- Born: Bangladesh
- Occupation: Professor
- Known for: Fellow of the Institute of Electrical and Electronics Engineers

= Kashem Muttaqi =

Bangladeshi-born Australian academic

Kashem Muttaqi is a Bangladeshi-born Australian academic who is a Distinguished Professor of electrical engineering at the University of Wollongong (UOW). He is recognized for his contributions to the fields of power and energy systems, particularly in the integration of renewable and distributed energy resources. Muttaqi is the Director of the Australian Research Council Industrial Transformation Training Centre in Energy Technologies for Future Grids (ARC Future Grids ITTC) and the Director of the Australian Power and Energy Research Institute (APERI) at UOW. He is an IEEE Fellow.

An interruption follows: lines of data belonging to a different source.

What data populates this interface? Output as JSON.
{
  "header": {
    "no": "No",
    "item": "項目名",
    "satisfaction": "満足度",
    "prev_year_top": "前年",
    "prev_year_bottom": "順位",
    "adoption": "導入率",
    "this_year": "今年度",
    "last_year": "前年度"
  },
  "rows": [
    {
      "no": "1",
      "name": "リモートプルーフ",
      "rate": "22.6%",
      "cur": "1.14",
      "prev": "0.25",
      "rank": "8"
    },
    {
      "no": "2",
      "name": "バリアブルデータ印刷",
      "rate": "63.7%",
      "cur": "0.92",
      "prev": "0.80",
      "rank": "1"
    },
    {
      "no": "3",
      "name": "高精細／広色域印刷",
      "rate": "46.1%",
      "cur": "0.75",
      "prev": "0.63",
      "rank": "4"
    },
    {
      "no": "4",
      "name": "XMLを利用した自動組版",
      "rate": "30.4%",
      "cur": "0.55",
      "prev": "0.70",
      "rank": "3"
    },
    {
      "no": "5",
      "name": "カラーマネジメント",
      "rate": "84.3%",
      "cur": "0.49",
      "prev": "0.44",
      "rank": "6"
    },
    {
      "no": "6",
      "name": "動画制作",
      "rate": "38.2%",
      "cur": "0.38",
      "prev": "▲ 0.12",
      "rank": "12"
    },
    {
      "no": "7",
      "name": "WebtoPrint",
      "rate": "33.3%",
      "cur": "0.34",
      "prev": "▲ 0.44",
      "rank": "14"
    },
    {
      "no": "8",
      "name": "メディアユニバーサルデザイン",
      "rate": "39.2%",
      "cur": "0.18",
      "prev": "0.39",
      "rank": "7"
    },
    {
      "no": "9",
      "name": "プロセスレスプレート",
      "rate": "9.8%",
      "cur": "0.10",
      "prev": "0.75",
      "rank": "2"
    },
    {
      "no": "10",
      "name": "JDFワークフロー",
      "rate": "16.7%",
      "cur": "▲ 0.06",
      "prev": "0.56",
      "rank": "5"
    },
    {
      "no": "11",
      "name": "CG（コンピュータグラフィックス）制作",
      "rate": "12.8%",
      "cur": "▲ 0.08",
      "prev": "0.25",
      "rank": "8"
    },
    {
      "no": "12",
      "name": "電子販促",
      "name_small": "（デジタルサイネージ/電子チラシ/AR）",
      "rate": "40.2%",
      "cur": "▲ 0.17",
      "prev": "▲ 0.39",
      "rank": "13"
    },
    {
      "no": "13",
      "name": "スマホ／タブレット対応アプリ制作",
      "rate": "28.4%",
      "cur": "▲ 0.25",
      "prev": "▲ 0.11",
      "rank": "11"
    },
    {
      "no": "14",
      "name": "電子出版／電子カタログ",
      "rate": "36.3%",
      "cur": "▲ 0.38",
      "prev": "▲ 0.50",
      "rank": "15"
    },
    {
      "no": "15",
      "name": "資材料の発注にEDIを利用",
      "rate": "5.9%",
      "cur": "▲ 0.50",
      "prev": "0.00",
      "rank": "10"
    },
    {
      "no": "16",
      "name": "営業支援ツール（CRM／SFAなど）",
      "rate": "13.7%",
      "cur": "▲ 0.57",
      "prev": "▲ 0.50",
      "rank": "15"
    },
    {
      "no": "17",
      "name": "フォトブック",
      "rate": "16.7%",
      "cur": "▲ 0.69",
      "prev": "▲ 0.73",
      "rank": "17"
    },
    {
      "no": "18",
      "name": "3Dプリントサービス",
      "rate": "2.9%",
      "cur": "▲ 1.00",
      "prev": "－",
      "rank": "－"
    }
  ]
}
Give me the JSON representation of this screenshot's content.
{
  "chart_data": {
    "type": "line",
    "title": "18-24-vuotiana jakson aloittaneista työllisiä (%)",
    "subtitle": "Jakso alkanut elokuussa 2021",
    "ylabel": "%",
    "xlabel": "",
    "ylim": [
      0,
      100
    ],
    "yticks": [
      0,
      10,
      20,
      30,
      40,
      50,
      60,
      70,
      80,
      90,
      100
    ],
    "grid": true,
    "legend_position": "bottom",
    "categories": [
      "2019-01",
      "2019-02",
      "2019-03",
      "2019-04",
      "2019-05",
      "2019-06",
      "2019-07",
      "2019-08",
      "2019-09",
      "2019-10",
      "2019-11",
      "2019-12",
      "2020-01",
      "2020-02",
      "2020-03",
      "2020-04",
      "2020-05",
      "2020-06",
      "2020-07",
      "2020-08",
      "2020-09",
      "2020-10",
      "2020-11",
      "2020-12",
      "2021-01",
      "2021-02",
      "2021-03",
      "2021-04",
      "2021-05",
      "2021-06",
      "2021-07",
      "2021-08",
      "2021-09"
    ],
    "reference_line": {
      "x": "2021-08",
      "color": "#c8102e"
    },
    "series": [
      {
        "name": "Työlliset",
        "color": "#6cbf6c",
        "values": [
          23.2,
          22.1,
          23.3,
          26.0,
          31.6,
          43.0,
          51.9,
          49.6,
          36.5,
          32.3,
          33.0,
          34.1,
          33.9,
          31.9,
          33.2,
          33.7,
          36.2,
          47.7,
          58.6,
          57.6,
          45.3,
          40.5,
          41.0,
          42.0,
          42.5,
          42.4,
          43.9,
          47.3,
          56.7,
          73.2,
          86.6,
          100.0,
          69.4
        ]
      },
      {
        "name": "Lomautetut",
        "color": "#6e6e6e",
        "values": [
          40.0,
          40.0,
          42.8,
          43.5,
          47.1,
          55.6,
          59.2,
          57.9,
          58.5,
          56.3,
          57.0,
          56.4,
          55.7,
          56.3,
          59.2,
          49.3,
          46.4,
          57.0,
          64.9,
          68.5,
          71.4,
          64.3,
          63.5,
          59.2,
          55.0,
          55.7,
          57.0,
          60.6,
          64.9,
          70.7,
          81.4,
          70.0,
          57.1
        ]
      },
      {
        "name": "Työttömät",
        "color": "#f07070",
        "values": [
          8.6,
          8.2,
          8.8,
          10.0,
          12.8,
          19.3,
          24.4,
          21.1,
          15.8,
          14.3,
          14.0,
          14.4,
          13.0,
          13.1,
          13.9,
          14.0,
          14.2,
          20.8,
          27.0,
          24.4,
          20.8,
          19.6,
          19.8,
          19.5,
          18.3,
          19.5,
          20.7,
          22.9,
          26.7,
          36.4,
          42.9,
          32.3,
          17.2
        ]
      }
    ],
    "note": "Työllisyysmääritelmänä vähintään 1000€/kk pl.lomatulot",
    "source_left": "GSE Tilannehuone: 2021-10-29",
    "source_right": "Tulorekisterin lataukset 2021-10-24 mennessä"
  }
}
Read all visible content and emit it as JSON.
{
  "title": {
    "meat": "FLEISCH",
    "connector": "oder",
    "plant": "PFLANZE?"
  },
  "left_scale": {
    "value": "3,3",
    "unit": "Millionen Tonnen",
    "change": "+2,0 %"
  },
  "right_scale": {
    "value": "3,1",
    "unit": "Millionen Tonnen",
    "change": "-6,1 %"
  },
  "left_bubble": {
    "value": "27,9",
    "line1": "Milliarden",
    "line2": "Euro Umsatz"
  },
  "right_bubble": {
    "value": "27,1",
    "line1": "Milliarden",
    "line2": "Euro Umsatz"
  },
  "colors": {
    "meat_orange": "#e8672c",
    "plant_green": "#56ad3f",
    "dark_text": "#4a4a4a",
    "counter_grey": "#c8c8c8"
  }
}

Muttaqi's research is focused on practical applications of electrical engineering, with an emphasis on addressing modern energy challenges. He has authored or co-authored over 500 papers in international journals and conference proceedings, covering topics such as power converters, electric vehicles, and smart grids. His work has been instrumental in the development of sophisticated models and control strategies for integrating distributed generation into existing power systems.

Muttaqi serves as the Editor-in-Chief of the IEEE Transactions on Industry Applications and is an Executive Board Member of the IEEE Industry Applications Society.